Desta forma, como ensina Auri Lopes Jr. (2022), a paridade de armas deve ser preservada em todas as fases do Processo Penal, sob riscos de violação dos direitos do cidadão.
Ocorre que, muitas vezes, o estado utiliza práticas indevidas que prejudicam o equilíbrio e a mais comumente utilizada, conforme ensinam os Mestres em Direito, Claúdio Bahia e Warley de Lima, é a do chamado overcharging prosecution, que refere-se à prática de “sobrecarga acusatória” ou “acusação excessiva”, no processo penal.
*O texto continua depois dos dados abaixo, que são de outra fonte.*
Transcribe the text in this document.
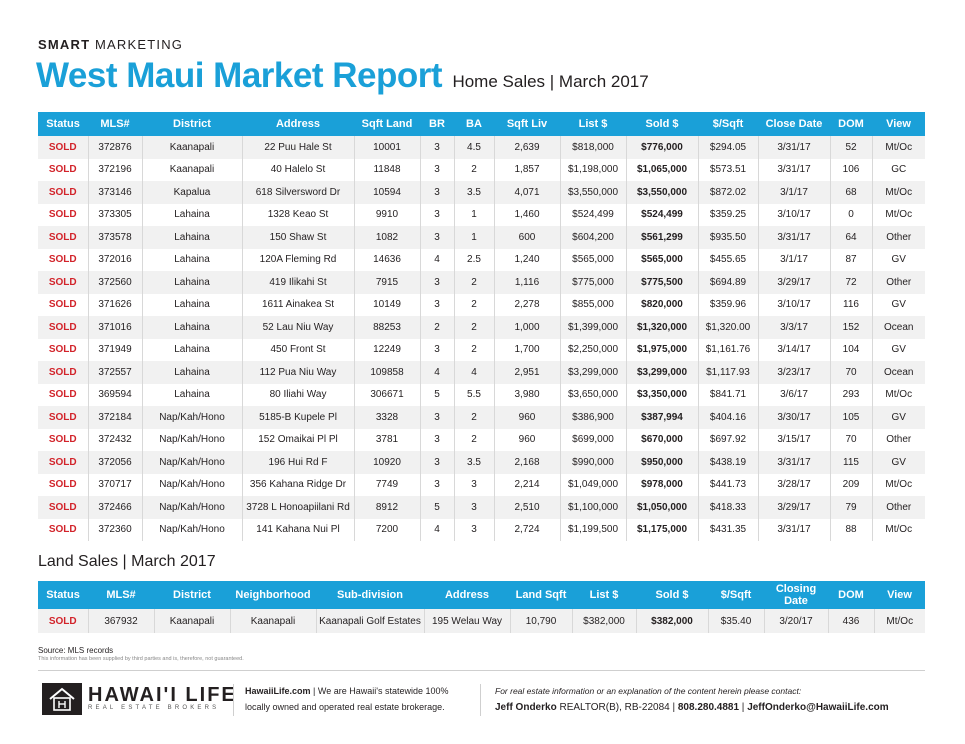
SMART MARKETING
West Maui Market Report Home Sales | March 2017
Status	MLS#	District	Address	Sqft Land	BR	BA	Sqft Liv	List $	Sold $	$/Sqft	Close Date	DOM	View
SOLD	372876	Kaanapali	22 Puu Hale St	10001	3	4.5	2,639	$818,000	$776,000	$294.05	3/31/17	52	Mt/Oc
SOLD	372196	Kaanapali	40 Halelo St	11848	3	2	1,857	$1,198,000	$1,065,000	$573.51	3/31/17	106	GC
SOLD	373146	Kapalua	618 Silversword Dr	10594	3	3.5	4,071	$3,550,000	$3,550,000	$872.02	3/1/17	68	Mt/Oc
SOLD	373305	Lahaina	1328 Keao St	9910	3	1	1,460	$524,499	$524,499	$359.25	3/10/17	0	Mt/Oc
SOLD	373578	Lahaina	150 Shaw St	1082	3	1	600	$604,200	$561,299	$935.50	3/31/17	64	Other
SOLD	372016	Lahaina	120A Fleming Rd	14636	4	2.5	1,240	$565,000	$565,000	$455.65	3/1/17	87	GV
SOLD	372560	Lahaina	419 Ilikahi St	7915	3	2	1,116	$775,000	$775,500	$694.89	3/29/17	72	Other
SOLD	371626	Lahaina	1611 Ainakea St	10149	3	2	2,278	$855,000	$820,000	$359.96	3/10/17	116	GV
SOLD	371016	Lahaina	52 Lau Niu Way	88253	2	2	1,000	$1,399,000	$1,320,000	$1,320.00	3/3/17	152	Ocean
SOLD	371949	Lahaina	450 Front St	12249	3	2	1,700	$2,250,000	$1,975,000	$1,161.76	3/14/17	104	GV
SOLD	372557	Lahaina	112 Pua Niu Way	109858	4	4	2,951	$3,299,000	$3,299,000	$1,117.93	3/23/17	70	Ocean
SOLD	369594	Lahaina	80 Iliahi Way	306671	5	5.5	3,980	$3,650,000	$3,350,000	$841.71	3/6/17	293	Mt/Oc
SOLD	372184	Nap/Kah/Hono	5185-B Kupele Pl	3328	3	2	960	$386,900	$387,994	$404.16	3/30/17	105	GV
SOLD	372432	Nap/Kah/Hono	152 Omaikai Pl Pl	3781	3	2	960	$699,000	$670,000	$697.92	3/15/17	70	Other
SOLD	372056	Nap/Kah/Hono	196 Hui Rd F	10920	3	3.5	2,168	$990,000	$950,000	$438.19	3/31/17	115	GV
SOLD	370717	Nap/Kah/Hono	356 Kahana Ridge Dr	7749	3	3	2,214	$1,049,000	$978,000	$441.73	3/28/17	209	Mt/Oc
SOLD	372466	Nap/Kah/Hono	3728 L Honoapiilani Rd	8912	5	3	2,510	$1,100,000	$1,050,000	$418.33	3/29/17	79	Other
SOLD	372360	Nap/Kah/Hono	141 Kahana Nui Pl	7200	4	3	2,724	$1,199,500	$1,175,000	$431.35	3/31/17	88	Mt/Oc
Land Sales | March 2017
Status	MLS#	District	Neighborhood	Sub-division	Address	Land Sqft	List $	Sold $	$/Sqft	Closing Date	DOM	View
SOLD	367932	Kaanapali	Kaanapali	Kaanapali Golf Estates	195 Welau Way	10,790	$382,000	$382,000	$35.40	3/20/17	436	Mt/Oc
Source: MLS records
This information has been supplied by third parties and is, therefore, not guaranteed.
HAWAI'I LIFE
REAL ESTATE BROKERS
HawaiiLife.com | We are Hawaii's statewide 100%
locally owned and operated real estate brokerage.
For real estate information or an explanation of the content herein please contact:
Jeff Onderko REALTOR(B), RB-22084 | 808.280.4881 | JeffOnderko@HawaiiLife.com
Desta forma, como já dizia Bennett (1979), esta prática é utilizada pela acusação sob a finalidade de ampliação da severidade acusatória, o que torna a imputação contra o cidadão mais nociva do que o teor atribuído pelas evidências e provas coletadas, o que impõe certa pressão coercitiva para que o réu aceite um acordo judicial, que a seu favor será prejudicial, o que afeta nocivamente a sua dignidade.
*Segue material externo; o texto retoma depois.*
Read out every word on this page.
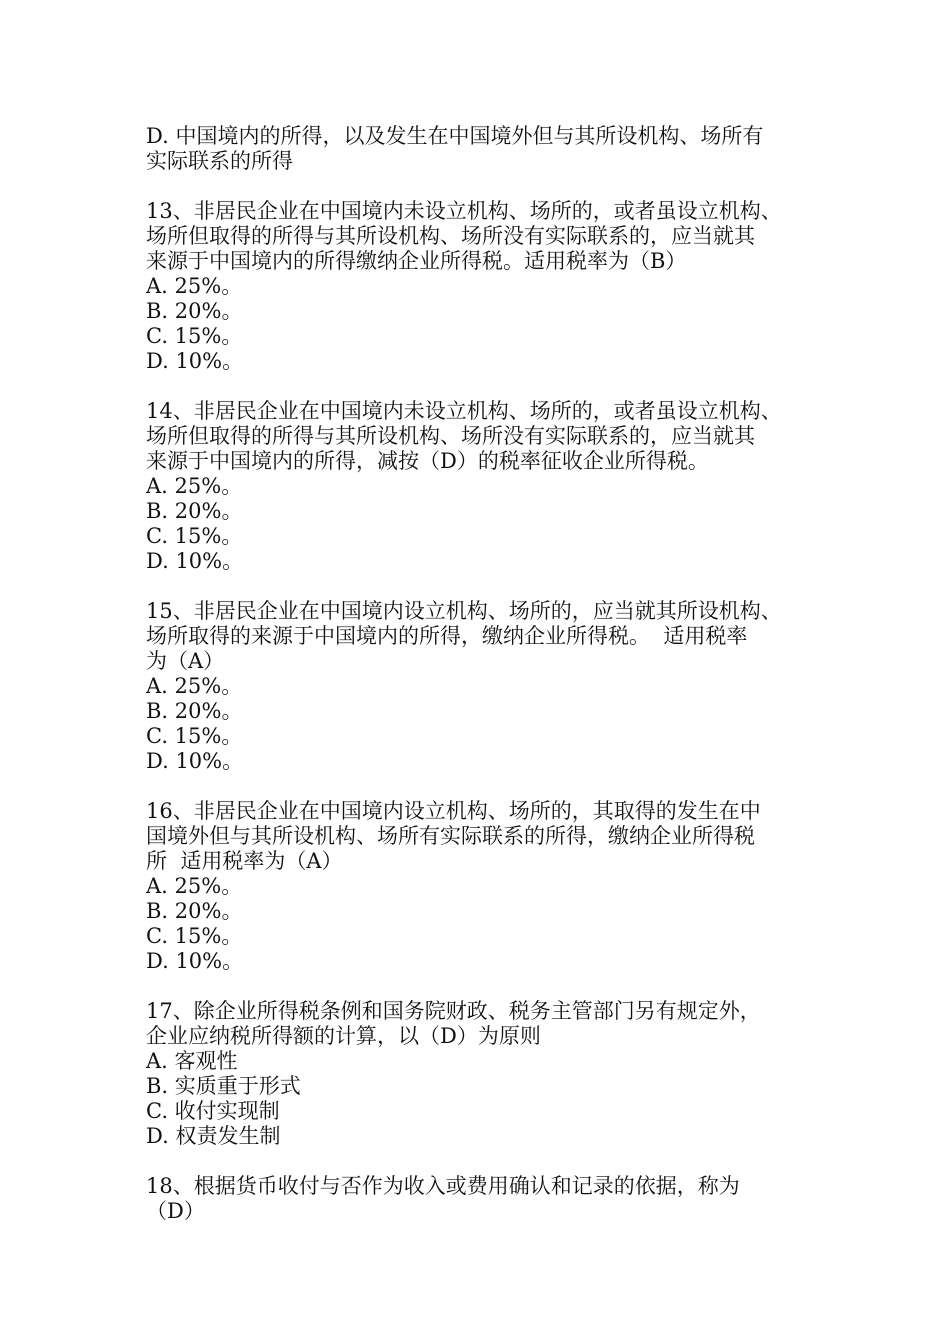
D. 中国境内的所得，以及发生在中国境外但与其所设机构、场所有
实际联系的所得
13、非居民企业在中国境内未设立机构、场所的，或者虽设立机构、
场所但取得的所得与其所设机构、场所没有实际联系的，应当就其
来源于中国境内的所得缴纳企业所得税。适用税率为（B）
A. 25%。
B. 20%。
C. 15%。
D. 10%。
14、非居民企业在中国境内未设立机构、场所的，或者虽设立机构、
场所但取得的所得与其所设机构、场所没有实际联系的，应当就其
来源于中国境内的所得，减按（D）的税率征收企业所得税。
A. 25%。
B. 20%。
C. 15%。
D. 10%。
15、非居民企业在中国境内设立机构、场所的，应当就其所设机构、
场所取得的来源于中国境内的所得，缴纳企业所得税。  适用税率
为（A）
A. 25%。
B. 20%。
C. 15%。
D. 10%。
16、非居民企业在中国境内设立机构、场所的，其取得的发生在中
国境外但与其所设机构、场所有实际联系的所得，缴纳企业所得税
所  适用税率为（A）
A. 25%。
B. 20%。
C. 15%。
D. 10%。
17、除企业所得税条例和国务院财政、税务主管部门另有规定外，
企业应纳税所得额的计算，以（D）为原则
A. 客观性
B. 实质重于形式
C. 收付实现制
D. 权责发生制
18、根据货币收付与否作为收入或费用确认和记录的依据，称为
（D）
Por esta razão, Cláudio e Warley entendem que a introdução de acusações excessivas no sistema acusatório brasileiro coloca em questão a própria concretização fática da paridade de armas, podendo assim resultar numa defesa desproporcionalmente onerada, com alto potencial de violação aos direitos fundamentais do cidadão, causando desequilíbrio processual, sendo emergente a necessidade de mitigação da prática de overcharging no país.
Uma vez que esta prática pode elevar tanto a gravidade dos crimes praticados, quanto cumular crimes, mesmo que as provas não sustentem e nem haja a comprovação de materialidade pelas evidencias, o que cria uma verdadeira injustiça para o réu, sendo ilegal e inconstitucional.
Portanto, para resolver esta situação, no sistema acusatório brasileiro, serão necessárias reformas legislativas e processuais, bem como a revisão de práticas e políticas internas do sistema Judiciário e do Ministério Público, para que o réu seja submetido a um julgamento justo, visto que o Estado deve dar o bom exemplo.